The walkway from Gaza to Israel at the Erez crossing. Credit: Karl Schembri/Oxfam Until that happens, people like Jabr will stay trapped in the pressure cooker that is Gaza. As one of Oxfam's Gaza staff, Abdelrahman Elasssouli, said a few days ago: I want to feel free to travel, to visit my relatives outside Gaza and invite them here. This is like a dream for Palestinians living in Gaza.

The deaths and injuries on both sides have been shocking and a high cost for both communities to bear. And as a new Oxfam paper, Beyond ceasefire: Ending the blockade of Gaza, points out today, behind them lies the protracted impact of Israel's continuing blockade of Gaza.

[Picture above: The walkway from Gaza to Israel at the Erez crossing. Credit: Karl Schembri/Oxfam ]

Even before November's surge in violence, 80 per cent of Palestinians in Gaza relied on humanitarian aid, and almost 50 per cent of youth were unemployed. Since the blockade began in 2007, nearly 60 per cent of businesses had closed, and another 25 per cent had laid off 80 per cent of their staff. And Israel's 'buffer zone' inside Gaza has severely restricted access to farming land and fishing grounds alike.

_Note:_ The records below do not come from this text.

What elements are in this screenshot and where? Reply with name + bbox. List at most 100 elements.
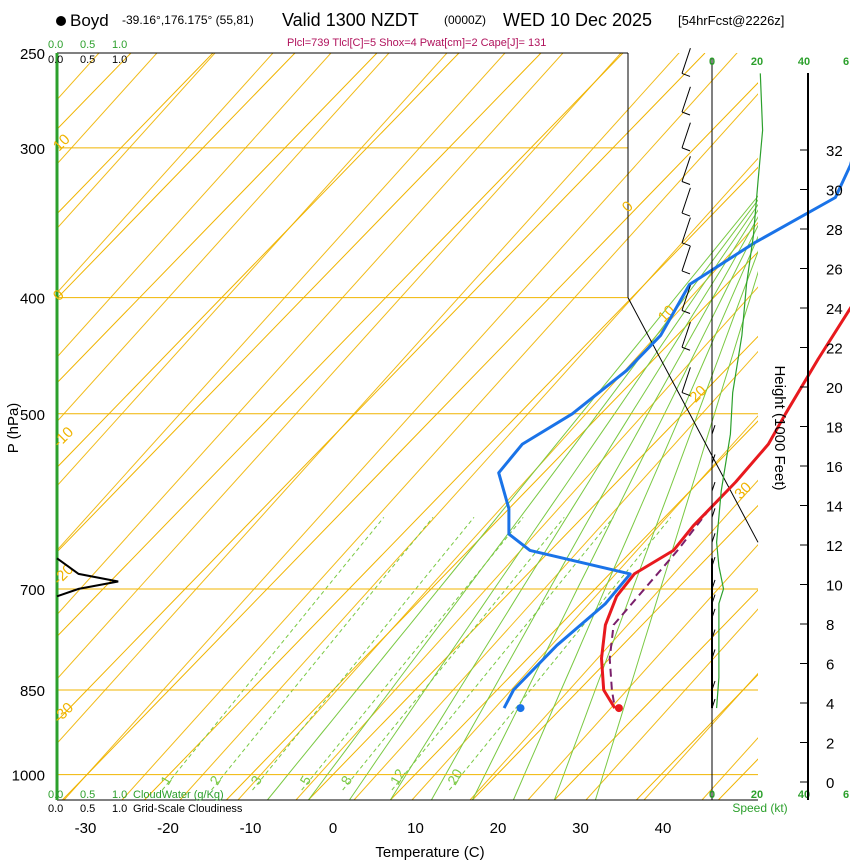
dewpoint-line [497,160,850,709]
temperature-line [600,306,850,709]
mixing-ratio-label: 20 [444,766,466,788]
height-tick-label: 2 [826,736,834,753]
pressure-tick-label: 500 [20,407,45,424]
wind-barb-icon [681,217,691,243]
isotherm-label: 20 [686,382,710,406]
wind-barb-flag-icon [681,392,691,397]
isotherm-line [390,420,758,800]
valid-time: Valid 1300 NZDT [282,10,419,30]
dry-adiabat-line [237,222,758,800]
isotherm-line [554,589,758,800]
temperature-tick-label: 20 [490,820,507,837]
dry-adiabat-line [57,53,390,423]
isotherm-line [472,504,758,800]
height-tick-label: 20 [826,380,843,397]
cloudiness-profile-line [56,557,119,598]
cloudwater-tick-label: 0.0 [48,39,63,51]
height-tick-label: 32 [826,143,843,160]
isotherm-line [636,673,758,800]
wind-barb-flag-icon [681,310,691,314]
surface-dewpoint-marker [516,704,525,713]
dry-adiabat-line [57,53,448,487]
moist-adiabat-line [430,216,758,800]
wind-barb-flag-icon [681,72,691,77]
temperature-tick-label: 40 [655,820,672,837]
cloudiness-top-tick-label: 1.0 [112,54,127,66]
dry-adiabat-line [643,672,758,800]
dry-adiabat-line [527,543,758,800]
pressure-tick-label: 300 [20,141,45,158]
height-tick-label: 4 [826,696,834,713]
wind-barb-icon [711,508,716,518]
cloudwater-bottom-tick-label: 0.0 [48,789,63,801]
moist-adiabat-line [389,209,758,800]
wind-barb-icon [681,48,691,74]
wind-barb-icon [711,629,716,639]
height-axis-label: Height (1000 Feet) [771,365,788,490]
moist-adiabat-line [594,270,758,800]
moist-adiabat-line [471,224,758,800]
wind-barb-flag-icon [681,242,691,247]
temperature-tick-label: -20 [157,820,179,837]
temperature-tick-label: 30 [572,820,589,837]
wind-barb-icon [711,698,716,709]
isotherm-line [57,53,624,638]
cloudiness-top-tick-label: 0.0 [48,54,63,66]
wind-barb-icon [711,579,716,590]
height-tick-label: 6 [826,657,834,674]
cloudwater-bottom-tick-label: 1.0 [112,789,127,801]
cloudiness-top-tick-label: 0.5 [80,54,95,66]
station-coordinates: -39.16°,176.175° (55,81) [122,13,254,27]
mixing-ratio-line [391,516,614,791]
wind-speed-bottom-tick-label: 0 [709,789,715,801]
wind-barb-icon [681,122,691,149]
station-marker-icon [56,16,66,26]
wind-barb-icon [711,425,716,435]
height-tick-label: 14 [826,499,843,516]
moist-adiabat-line [348,203,758,800]
dry-adiabat-line [121,93,758,800]
y-axis-label: P (hPa) [5,403,22,454]
wind-barb-flag-icon [681,181,691,185]
temperature-tick-label: -10 [240,820,262,837]
isotherm-label: 10 [50,131,74,155]
height-tick-label: 0 [826,775,834,792]
parcel-trace-line [608,508,711,709]
wind-barb-icon [711,608,716,619]
moist-adiabat-line [308,199,758,800]
pressure-tick-label: 1000 [12,768,45,785]
cloudiness-bottom-tick-label: 0.0 [48,803,63,815]
dry-adiabat-line [57,53,506,551]
wind-barb-icon [711,680,716,691]
height-tick-label: 22 [826,341,843,358]
dry-adiabat-line [57,53,274,294]
isotherm-line [62,82,758,800]
wind-speed-top-tick-label: 40 [798,56,810,68]
isotherm-label: -10 [50,424,77,451]
wind-barb-icon [681,285,691,311]
cloudwater-tick-label: 0.5 [80,39,95,51]
wind-speed-line [715,73,764,709]
dry-adiabat-line [179,157,758,800]
wind-barb-flag-icon [681,147,691,152]
wind-barb-flag-icon [681,270,691,275]
isotherm-label: -20 [50,561,77,588]
dry-adiabat-line [411,415,758,800]
isotherm-label: 0 [50,287,68,305]
wind-barb-icon [681,321,691,348]
wind-speed-bottom-tick-label: 6 [843,789,849,801]
height-tick-label: 26 [826,262,843,279]
wind-barb-icon [681,187,691,214]
cloudiness-axis-label: Grid-Scale Cloudiness [133,803,243,815]
wind-barb-flag-icon [681,111,691,116]
isotherm-label: -30 [50,699,77,726]
utc-time: (0000Z) [444,13,487,27]
wind-barb-icon [711,533,716,543]
dry-adiabat-line [295,286,758,800]
dry-adiabat-line [585,608,758,800]
wind-barb-icon [681,245,691,272]
height-tick-label: 24 [826,301,843,318]
pressure-tick-label: 400 [20,291,45,308]
isotherm-line [57,53,542,553]
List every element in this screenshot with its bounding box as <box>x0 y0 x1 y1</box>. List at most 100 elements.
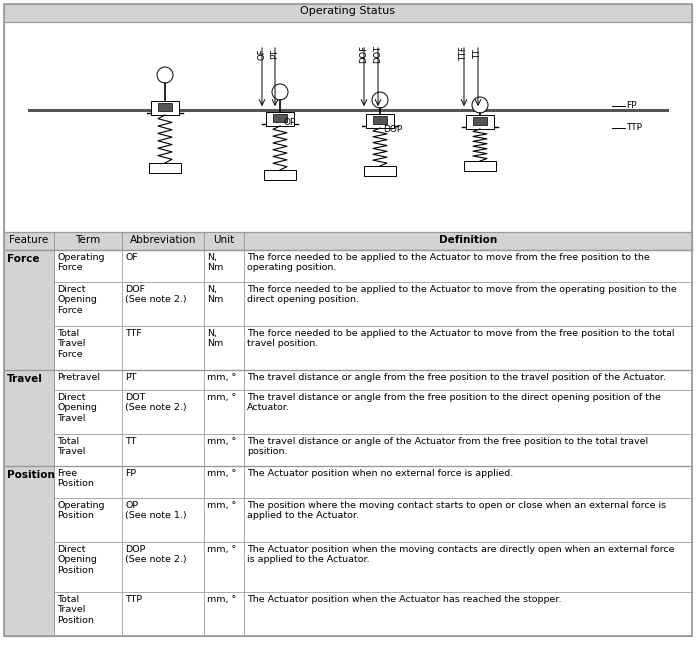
Circle shape <box>472 97 488 113</box>
Bar <box>54 390 122 434</box>
Text: DOP
(See note 2.): DOP (See note 2.) <box>125 545 187 564</box>
Text: mm, °: mm, ° <box>207 595 236 604</box>
Text: OP: OP <box>283 118 295 127</box>
Text: Operating Status: Operating Status <box>301 6 395 16</box>
Bar <box>204 434 244 466</box>
Text: Direct
Opening
Position: Direct Opening Position <box>57 545 97 575</box>
Text: Travel: Travel <box>7 374 43 384</box>
Bar <box>4 22 692 232</box>
Text: Direct
Opening
Travel: Direct Opening Travel <box>57 393 97 423</box>
Text: The Actuator position when the Actuator has reached the stopper.: The Actuator position when the Actuator … <box>247 595 562 604</box>
Bar <box>244 592 692 636</box>
Text: Abbreviation: Abbreviation <box>129 235 196 245</box>
Text: Feature: Feature <box>9 235 49 245</box>
Bar <box>54 282 122 326</box>
Bar <box>54 326 122 370</box>
Text: Term: Term <box>75 235 101 245</box>
Bar <box>54 434 122 466</box>
Bar <box>244 326 692 370</box>
Text: Pretravel: Pretravel <box>57 373 100 382</box>
Text: The force needed to be applied to the Actuator to move from the operating positi: The force needed to be applied to the Ac… <box>247 285 677 304</box>
Bar <box>122 250 204 282</box>
Text: Free
Position: Free Position <box>57 469 94 489</box>
Bar <box>244 498 692 542</box>
Text: N,
Nm: N, Nm <box>207 285 223 304</box>
Text: DOF
(See note 2.): DOF (See note 2.) <box>125 285 187 304</box>
Bar <box>204 282 244 326</box>
Bar <box>204 390 244 434</box>
Text: mm, °: mm, ° <box>207 393 236 402</box>
Circle shape <box>372 92 388 108</box>
Bar <box>122 370 204 390</box>
Text: TT: TT <box>473 49 482 59</box>
Bar <box>122 390 204 434</box>
Bar <box>204 326 244 370</box>
Text: mm, °: mm, ° <box>207 373 236 382</box>
Bar <box>4 250 54 370</box>
Text: DOF: DOF <box>360 45 368 63</box>
Bar <box>466 115 494 129</box>
Text: FP: FP <box>626 102 637 110</box>
Text: Definition: Definition <box>439 235 497 245</box>
Text: DOP: DOP <box>383 125 402 134</box>
Text: Position: Position <box>7 470 55 480</box>
Bar <box>122 282 204 326</box>
Bar <box>54 466 122 498</box>
Bar <box>244 250 692 282</box>
Bar <box>4 370 54 466</box>
Text: Total
Travel
Force: Total Travel Force <box>57 329 86 359</box>
Text: The travel distance or angle from the free position to the travel position of th: The travel distance or angle from the fr… <box>247 373 666 382</box>
Text: TTP: TTP <box>626 124 642 133</box>
Text: TTP: TTP <box>125 595 142 604</box>
Bar <box>4 232 692 250</box>
Bar <box>122 498 204 542</box>
Text: The force needed to be applied to the Actuator to move from the free position to: The force needed to be applied to the Ac… <box>247 329 674 349</box>
Bar <box>54 592 122 636</box>
Bar <box>244 542 692 592</box>
Bar <box>364 166 396 176</box>
Text: Total
Travel: Total Travel <box>57 437 86 456</box>
Text: TT: TT <box>125 437 136 446</box>
Text: OF: OF <box>125 253 138 262</box>
Bar <box>122 434 204 466</box>
Text: The force needed to be applied to the Actuator to move from the free position to: The force needed to be applied to the Ac… <box>247 253 650 272</box>
Bar <box>264 170 296 180</box>
Bar <box>204 592 244 636</box>
Bar <box>158 103 172 111</box>
Circle shape <box>157 67 173 83</box>
Bar <box>204 370 244 390</box>
Text: TTF: TTF <box>459 46 468 61</box>
Bar <box>204 498 244 542</box>
Text: PT: PT <box>271 49 280 59</box>
Text: OP
(See note 1.): OP (See note 1.) <box>125 501 187 521</box>
Bar <box>122 542 204 592</box>
Circle shape <box>272 84 288 100</box>
Bar <box>266 112 294 126</box>
Text: Total
Travel
Position: Total Travel Position <box>57 595 94 625</box>
Bar <box>244 434 692 466</box>
Text: DOT
(See note 2.): DOT (See note 2.) <box>125 393 187 412</box>
Text: mm, °: mm, ° <box>207 501 236 510</box>
Text: The Actuator position when the moving contacts are directly open when an externa: The Actuator position when the moving co… <box>247 545 674 564</box>
Bar <box>204 542 244 592</box>
Text: Force: Force <box>7 254 40 264</box>
Text: DOT: DOT <box>374 45 383 63</box>
Bar <box>244 370 692 390</box>
Text: mm, °: mm, ° <box>207 437 236 446</box>
Bar <box>244 466 692 498</box>
Text: Operating
Position: Operating Position <box>57 501 104 521</box>
Text: N,
Nm: N, Nm <box>207 253 223 272</box>
Bar <box>149 163 181 173</box>
Text: The travel distance or angle from the free position to the direct opening positi: The travel distance or angle from the fr… <box>247 393 661 412</box>
Bar <box>244 282 692 326</box>
Text: Direct
Opening
Force: Direct Opening Force <box>57 285 97 315</box>
Text: OF: OF <box>258 48 267 60</box>
Bar <box>122 592 204 636</box>
Bar <box>373 116 387 124</box>
Text: mm, °: mm, ° <box>207 469 236 478</box>
Bar <box>54 250 122 282</box>
Bar <box>244 390 692 434</box>
Text: TTF: TTF <box>125 329 142 338</box>
Text: The position where the moving contact starts to open or close when an external f: The position where the moving contact st… <box>247 501 666 521</box>
Bar <box>204 466 244 498</box>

None of this has been a recipe for peace. Like the fear and insecurity which grips Israeli civilians, as a result of the rockets fired into southern Israel, Gaza's economic decline and poverty is extraordinarily corrosive of any realistic prospect of peace.

To many, Israel's occupation is the fundamental cause of the problem; and of course that is true. But after decades of conflict, it is also the vicious cycle of violence feeding fear and hostility on both sides. And Gaza's seemingly endless suffering is at its heart.

So where is there hope?

Well, potentially, it lies in the ceasefire and the continuing negotiations, brokered by Egypt, between Hamas and Israel to build on it. It also lies in Palestinians demanding that their leaders settle their differences, as well as demanding freedom from Israel's occupation, and an end to the blockade for good. And in the fact that Israel like Palestine is anything but monolithic. Its politicians and people have diverse views on everything from Iran to the national budget. Some are convinced that the blockade is necessary for Israel's security. Others argue that it fails to stop weapons being smuggled into Gaza, while damaging Israel's political image. Indeed, with the blockade in place Palestinians resort to using tunnels to get products in and out to Egypt, a strong economic incentive to maintain the tunnels that are also used to smuggle arms.

In the ceasefire negotiations, the government of Israel agreed to consider 'opening the crossings and facilitating the movement of people and transfer of goods'. Despite no clear agreement from both sides, according to some reports from the ground, farmers have begun returning to their fields even quite near the Israeli security fence.

No one should expect Israel's policy to change overnight. But there do seem to be signs at least from Israel of some potentially important shifts on Gaza. And that means the international community has more opportunity to help than they did in 2009.

[Picture above: 7 year old Mohammed Al Rantisi in his father's sewing workshop in Gaza, which has been destroyed by shelling.  Credit: Karl Schembri/Oxfam]

So what they can do?

Well, they can press all sides to live up to their agreements, including building on the 2005 Agreement on Movement and Access which actually worked, for more than a year up to 2007. And they can provide international resources for the effective monitoring that could give both Israelis and Palestinians the confidence to make a deal.

For instance, they could offer more of the sophisticated x-ray technology that the US and the Netherlands have already provided, to reassure Israel that all crossings, not just some, really can be open and secure at the same time. Those and other practical ideas are in today's new Oxfam paper.

A few days ago, another colleague in Gaza, Ghada Snunu, said: Since the ceasefire I really hope that the future of Gaza will be different. I hope we can visit Palestinians in the West Bank and they can come here. I want Palestinians in Gaza to feel strong enough to follow their dreams.

Will that be a more realistic prospect in 2013 than it has been? Let's hope so. Now is certainly the time to try.